The SAS is designed to be completed by qualified clinicians rather than families themselves. Clinicians need sufficient familiarity with the family through direct observation, case records, or collaborative information from multiple sources before rating the 56 items. This might include home visits, office observations, school reports, medical records, and input from other professionals working with the family. The clinician-rated approach ensures consistent interpretation of the rating criteria and allows for integration of multiple perspectives that family members might not be able to provide objectively about their own functioning. This comprehensive information gathering is essential because the scale assesses complex constructs across six domains that require professional judgement to evaluate accurately.
The SAS’s focus on observable behaviours and functioning rather than cultural values makes it applicable across diverse populations, though cultural sensitivity in interpretation is essential. What constitutes a “strength” or “stressor” in domains like Family Interactions or Social Support may vary significantly across cultures.
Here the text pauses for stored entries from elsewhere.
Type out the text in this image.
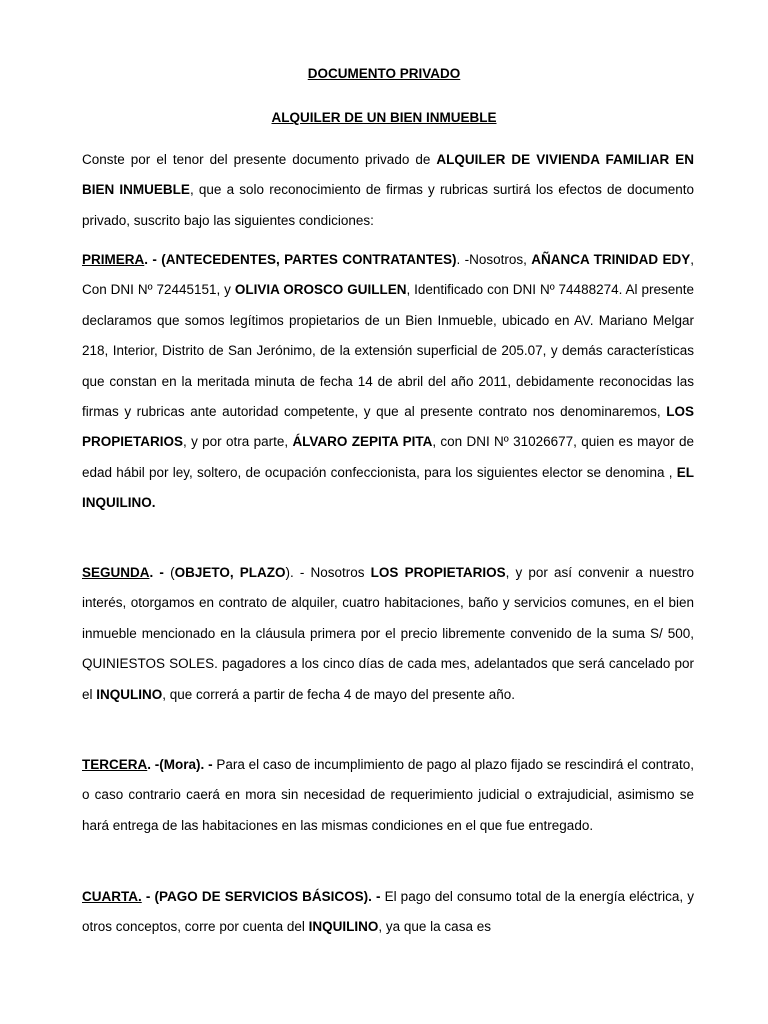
DOCUMENTO PRIVADO

ALQUILER DE UN BIEN INMUEBLE

Conste por el tenor del presente documento privado de ALQUILER DE VIVIENDA FAMILIAR EN BIEN INMUEBLE, que a solo reconocimiento de firmas y rubricas surtirá los efectos de documento privado, suscrito bajo las siguientes condiciones:

PRIMERA. - (ANTECEDENTES, PARTES CONTRATANTES). -Nosotros, AÑANCA TRINIDAD EDY, Con DNI Nº 72445151, y OLIVIA OROSCO GUILLEN, Identificado con DNI Nº 74488274. Al presente declaramos que somos legítimos propietarios de un Bien Inmueble, ubicado en AV. Mariano Melgar 218, Interior, Distrito de San Jerónimo, de la extensión superficial de 205.07, y demás características que constan en la meritada minuta de fecha 14 de abril del año 2011, debidamente reconocidas las firmas y rubricas ante autoridad competente, y que al presente contrato nos denominaremos, LOS PROPIETARIOS, y por otra parte, ÁLVARO ZEPITA PITA, con DNI Nº 31026677, quien es mayor de edad hábil por ley, soltero, de ocupación confeccionista, para los siguientes elector se denomina , EL INQUILINO.

SEGUNDA. - (OBJETO, PLAZO). - Nosotros LOS PROPIETARIOS, y por así convenir a nuestro interés, otorgamos en contrato de alquiler, cuatro habitaciones, baño y servicios comunes, en el bien inmueble mencionado en la cláusula primera por el precio libremente convenido de la suma S/ 500, QUINIESTOS SOLES. pagadores a los cinco días de cada mes, adelantados que será cancelado por el INQULINO, que correrá a partir de fecha 4 de mayo del presente año.

TERCERA. -(Mora). - Para el caso de incumplimiento de pago al plazo fijado se rescindirá el contrato, o caso contrario caerá en mora sin necesidad de requerimiento judicial o extrajudicial, asimismo se hará entrega de las habitaciones en las mismas condiciones en el que fue entregado.

CUARTA. - (PAGO DE SERVICIOS BÁSICOS). - El pago del consumo total de la energía eléctrica, y otros conceptos, corre por cuenta del INQUILINO, ya que la casa es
For instance, extended family involvement might be a clear strength in collectivist cultures but interpreted differently in individualist contexts. Clinicians must consider cultural norms when rating items about disciplinary practices, family structure, and social connections. The scale’s flexibility allows practitioners to document culture-specific protective factors that might not be captured by more rigid assessment tools. However, clinicians should receive training in cultural competence and consult with cultural liaisons when assessing families from backgrounds different from their own.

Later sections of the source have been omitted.